The main problem we had with Syberia was its linearity. Unlike all the classic adventure games down the years, the player is rarely given several things to do at once, so if you're stuck, the game shuts its doors in your face and refuses to budge until you chance upon the (often wilfully obscure) solution. On several notable occasions, the problem arises purely as a result of the design of the location, which makes it a lottery to determine where your exits are. Mostly it's patently obvious where they are, but it's not unusual to find yourself chancing upon them, which is fundamentally poor design. Given that icons pop up to tell you whether you can interact with the environment, failing to make the player aware whenever he or she is approaching something as basic as an exit seems like a glaring oversight.

Irritating, infuriating, arbitrary

Part of the problem here is the control system, and the camera angles which make Resident Evil seem positively forward looking. Moving Kate around is straightforward enough, with the directional pad or left stick allowing for direct control in relation to the camera angle, and circle allowing her to run. But thanks to the repeated reversal of the viewpoint between locations, you'll stride out of a room, only to immediately end up back in the one you started in because you're now heading in the opposite direction. If that wasn't irritating enough, the areas of the screen that the game allows you to walk to are often infuriatingly limited, with large empty chunks of the play area arbitrarily unreachable - and hence you're often 'funnelled' through limited parts of the screen, and end up missing where an exit is located.

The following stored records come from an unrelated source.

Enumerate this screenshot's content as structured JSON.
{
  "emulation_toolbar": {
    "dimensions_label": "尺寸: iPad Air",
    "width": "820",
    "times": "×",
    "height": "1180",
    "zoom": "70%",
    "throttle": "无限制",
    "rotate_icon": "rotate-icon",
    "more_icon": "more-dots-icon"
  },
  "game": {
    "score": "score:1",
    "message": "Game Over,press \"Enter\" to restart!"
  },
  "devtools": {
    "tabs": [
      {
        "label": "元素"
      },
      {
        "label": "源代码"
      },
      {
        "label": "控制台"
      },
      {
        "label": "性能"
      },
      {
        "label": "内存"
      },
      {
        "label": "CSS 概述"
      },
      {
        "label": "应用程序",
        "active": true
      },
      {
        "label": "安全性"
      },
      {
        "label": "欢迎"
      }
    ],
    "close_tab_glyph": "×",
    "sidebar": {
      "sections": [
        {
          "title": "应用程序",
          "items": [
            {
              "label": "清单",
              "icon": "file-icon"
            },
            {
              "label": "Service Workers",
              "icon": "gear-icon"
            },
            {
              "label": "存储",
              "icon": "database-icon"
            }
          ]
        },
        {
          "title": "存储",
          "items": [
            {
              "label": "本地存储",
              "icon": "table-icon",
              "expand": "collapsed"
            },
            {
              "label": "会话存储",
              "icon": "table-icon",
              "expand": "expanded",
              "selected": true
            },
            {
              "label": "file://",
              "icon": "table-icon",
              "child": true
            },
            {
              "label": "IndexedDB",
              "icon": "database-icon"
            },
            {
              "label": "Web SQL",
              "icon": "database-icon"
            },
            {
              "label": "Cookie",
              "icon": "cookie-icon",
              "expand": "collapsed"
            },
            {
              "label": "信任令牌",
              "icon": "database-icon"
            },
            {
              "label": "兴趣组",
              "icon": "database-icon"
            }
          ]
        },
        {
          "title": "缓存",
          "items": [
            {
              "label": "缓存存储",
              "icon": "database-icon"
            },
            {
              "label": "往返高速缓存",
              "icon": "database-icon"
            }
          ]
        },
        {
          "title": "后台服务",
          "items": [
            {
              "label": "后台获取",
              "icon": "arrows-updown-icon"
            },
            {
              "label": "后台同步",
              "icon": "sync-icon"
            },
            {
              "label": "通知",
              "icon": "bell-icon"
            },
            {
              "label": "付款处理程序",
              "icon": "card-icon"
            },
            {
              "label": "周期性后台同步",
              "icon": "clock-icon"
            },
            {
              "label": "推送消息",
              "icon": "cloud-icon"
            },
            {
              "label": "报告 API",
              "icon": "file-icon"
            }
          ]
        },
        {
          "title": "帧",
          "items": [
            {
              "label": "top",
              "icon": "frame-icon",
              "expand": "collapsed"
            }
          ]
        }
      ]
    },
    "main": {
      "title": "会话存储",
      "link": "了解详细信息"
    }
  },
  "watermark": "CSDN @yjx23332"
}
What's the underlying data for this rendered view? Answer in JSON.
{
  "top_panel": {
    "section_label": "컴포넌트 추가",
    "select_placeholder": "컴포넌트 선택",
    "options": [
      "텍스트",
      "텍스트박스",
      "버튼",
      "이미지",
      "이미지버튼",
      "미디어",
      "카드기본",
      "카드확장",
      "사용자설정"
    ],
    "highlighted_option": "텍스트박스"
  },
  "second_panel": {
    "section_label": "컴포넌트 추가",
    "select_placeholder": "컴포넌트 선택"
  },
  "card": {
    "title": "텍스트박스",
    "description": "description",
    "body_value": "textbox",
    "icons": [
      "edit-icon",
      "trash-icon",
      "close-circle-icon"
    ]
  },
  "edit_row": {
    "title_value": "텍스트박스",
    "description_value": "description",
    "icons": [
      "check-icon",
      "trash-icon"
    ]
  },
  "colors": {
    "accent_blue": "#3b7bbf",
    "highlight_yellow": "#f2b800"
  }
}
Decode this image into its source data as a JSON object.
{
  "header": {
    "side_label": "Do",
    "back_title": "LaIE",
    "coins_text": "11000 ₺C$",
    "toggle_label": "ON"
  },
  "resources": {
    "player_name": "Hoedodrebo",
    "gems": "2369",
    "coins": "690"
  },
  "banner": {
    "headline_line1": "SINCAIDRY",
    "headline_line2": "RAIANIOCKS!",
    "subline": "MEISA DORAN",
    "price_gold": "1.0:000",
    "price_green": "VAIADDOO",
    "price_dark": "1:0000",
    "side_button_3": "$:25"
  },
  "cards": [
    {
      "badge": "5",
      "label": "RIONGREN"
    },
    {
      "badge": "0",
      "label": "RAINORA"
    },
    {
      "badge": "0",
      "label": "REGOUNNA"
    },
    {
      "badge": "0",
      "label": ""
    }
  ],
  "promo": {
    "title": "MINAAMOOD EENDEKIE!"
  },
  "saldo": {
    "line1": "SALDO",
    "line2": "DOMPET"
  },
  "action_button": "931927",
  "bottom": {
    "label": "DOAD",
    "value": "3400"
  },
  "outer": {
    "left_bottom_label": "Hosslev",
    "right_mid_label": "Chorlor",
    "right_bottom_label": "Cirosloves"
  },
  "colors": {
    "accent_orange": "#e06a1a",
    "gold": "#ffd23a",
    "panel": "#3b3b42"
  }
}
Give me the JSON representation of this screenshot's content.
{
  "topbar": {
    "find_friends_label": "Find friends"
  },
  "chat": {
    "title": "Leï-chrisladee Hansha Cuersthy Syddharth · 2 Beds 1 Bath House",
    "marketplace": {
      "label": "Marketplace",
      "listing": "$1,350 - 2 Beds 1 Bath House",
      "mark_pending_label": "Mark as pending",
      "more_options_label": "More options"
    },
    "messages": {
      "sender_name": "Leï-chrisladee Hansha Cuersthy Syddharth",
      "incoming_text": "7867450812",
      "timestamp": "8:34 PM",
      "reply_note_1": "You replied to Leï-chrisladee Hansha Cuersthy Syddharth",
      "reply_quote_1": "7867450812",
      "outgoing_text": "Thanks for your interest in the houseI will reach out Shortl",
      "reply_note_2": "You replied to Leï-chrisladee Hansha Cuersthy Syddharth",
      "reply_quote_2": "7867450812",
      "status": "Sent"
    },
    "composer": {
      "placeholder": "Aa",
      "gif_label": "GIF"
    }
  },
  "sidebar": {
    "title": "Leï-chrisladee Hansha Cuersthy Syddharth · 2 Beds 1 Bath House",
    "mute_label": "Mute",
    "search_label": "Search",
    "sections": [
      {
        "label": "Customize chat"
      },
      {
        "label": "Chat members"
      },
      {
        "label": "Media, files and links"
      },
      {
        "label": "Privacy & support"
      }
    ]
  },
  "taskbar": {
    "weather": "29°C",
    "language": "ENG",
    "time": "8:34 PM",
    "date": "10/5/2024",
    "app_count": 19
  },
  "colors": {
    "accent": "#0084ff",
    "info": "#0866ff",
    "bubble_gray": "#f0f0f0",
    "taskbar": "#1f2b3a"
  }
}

And what of the much vaunted visuals? Once upon a long ago these pre-rendered static locations would have had us drooling like frenzied lust puppies starved of porn biscuits, but these days our appetite for tasty treats knows no bounds. The last two Resident Evil titles on GameCube show what can be achieved with clever use of pre-rendered locations, but in comparison Syberia fails to deliver anywhere near comparable levels of impressiveness. On the PC the locations featured incidental background animation, and a much higher resolution. Somewhere along the line, the efforts to port to the PS2 have degraded the visuals to the point where they no longer make the game feel alive, and Syberia suffers because of it.

As is always the case with adventure games, it'll last you a long time. Divided up into four main sections en route to Russia, there's easily 20 hours-plus of gameplay, depending on your capacity for unconnected lateral puzzle consumption. The dialogue, however, is lamentable, with the English translation the kind of sub-amateur dramatic sludge that blights low budget games the world over. This is a shame, as the story itself is well above the standard cobbled-together gaming fare.

Oh, go back to sleep

Taken on its own merits, Syberia offers hardcore adventurers with endless reserves of patience a decent challenge, but newcomers to the scene will find the game totally inaccessible, with obscure puzzles, ropey dialogue and uninspiring sub-survival horror visuals.

Far from being the awakening of the adventure gaming genre, the PS2 port of Syberia reminds us why games of this type ended up in their own sleepy cul-de-sac. With neither the clever dialogue, the beautiful visuals nor the fabulously constructed puzzles of LucasArts adventure games of yore, Syberia merely leaves us wondering why the adventure diehards got so excited about it. Come on LucasArts; show them how it's done.